My current novel involves tunnels, books, and saving Western Civilization on Angel Mountain (Mt. Diablo). Is it too late? Our country and the Western world seem to be freefalling fast. And so each of us must witness to the sanctity of life, regardless of race, gender, handicap, and date of conception. We must choose leaders that are not afraid of this fight for life, for we are marked in our time with a cross on our foreheads. The one hundred million unborn must not be forgotten; the six million lost in the concentration camps must not be forgotten; those lost in the October 7 savage slaughter of innocents in Israel must not be forgotten; the 100 million lost under Stalin and Mao must not be forgotten. 

And so I try to feature a Jewish Holocaust story in my novels to help us remember, as well as a pro-life story. In my current novel, we read of the Viennese occupation by Hitler and how some escaped and some did not. Probably one of the most celebrated and wealthy capitals in Europe at the time, Vienna was home to a blind decadence that governed elite society. This couldn’t happen here, and to us, they said.

We too, in America, suffer a blind decadence. We do not see the dangers of open borders or the slaughter of the unborn. We turn a blind eye to a weak military that cannot defend America, and a leadership that is blind as well. What is the truth? What are lies?

I often suggest to friends and family that we must choose authorities we trust, weigh all reports, see all sides, and come to our own conclusions as to what is true or not true. Vote for policies not personalities. Vote for those who can get the job done – the job of keeping us safe and free, the job of supporting those individuals and institutions who are not blinded, but can see what is at stake. And most important of all, support fair and free elections.

And so we celebrated today this third Sunday in Epiphanytide, that season of seeing who the Christ Child was and is and means to us today.
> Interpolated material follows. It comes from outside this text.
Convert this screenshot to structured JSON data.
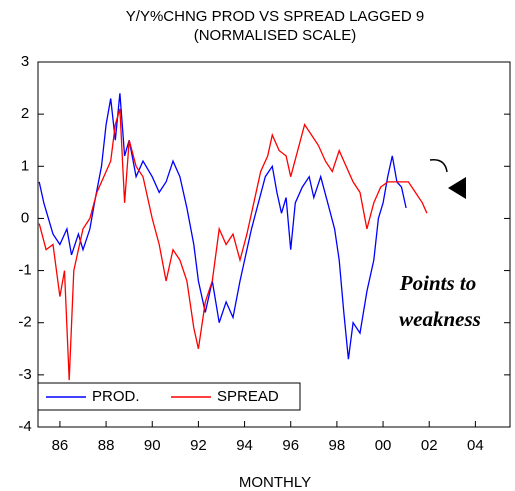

Easter is early this year, so we move now into Pre-Lent, the “Gesima” Sundays, the three weeks before Lent begins on Ash Wednesday, when we repent the evil we have allowed to fester in our wounded land.

We give thanks for the thousands that supported the Walk for Life West Coast and in other cities across the land. We give thanks for the witnesses to life at any stage. We add our voice to the song they are singing, so that a mighty chorus swells into millions of voices, singing that song of the Angels, Ye Watchers and Ye Hoy Ones/ Bright seraphs, cherubim, and thrones/ Raise the glad strain, Allelulia!/ Cry out, dominions, princedoms, powers,/ Virtues, archangels, angels’ choirs, Alelulia! (Hymn 599).

There is a great movement in our land, an awakening. Perhaps we shall correct our course, find our way, point to the one who is the Way, the Truth, and the Light. With the People of Israel, Christians just might forge a stronger foundation for America, the land of the free, the beacon to the world, the hope of the poor and the captive as Emma Lazarus wrote many years ago, words that found a home on the Statue of Liberty in New York’s harbor:

Give me your tired, your poor,
Your huddled masses yearning to breathe free,
The wretched refuse of your teeming shore.
Send these, the homeless, tempest-tossed to me,
I lift my lamp beside the golden door!”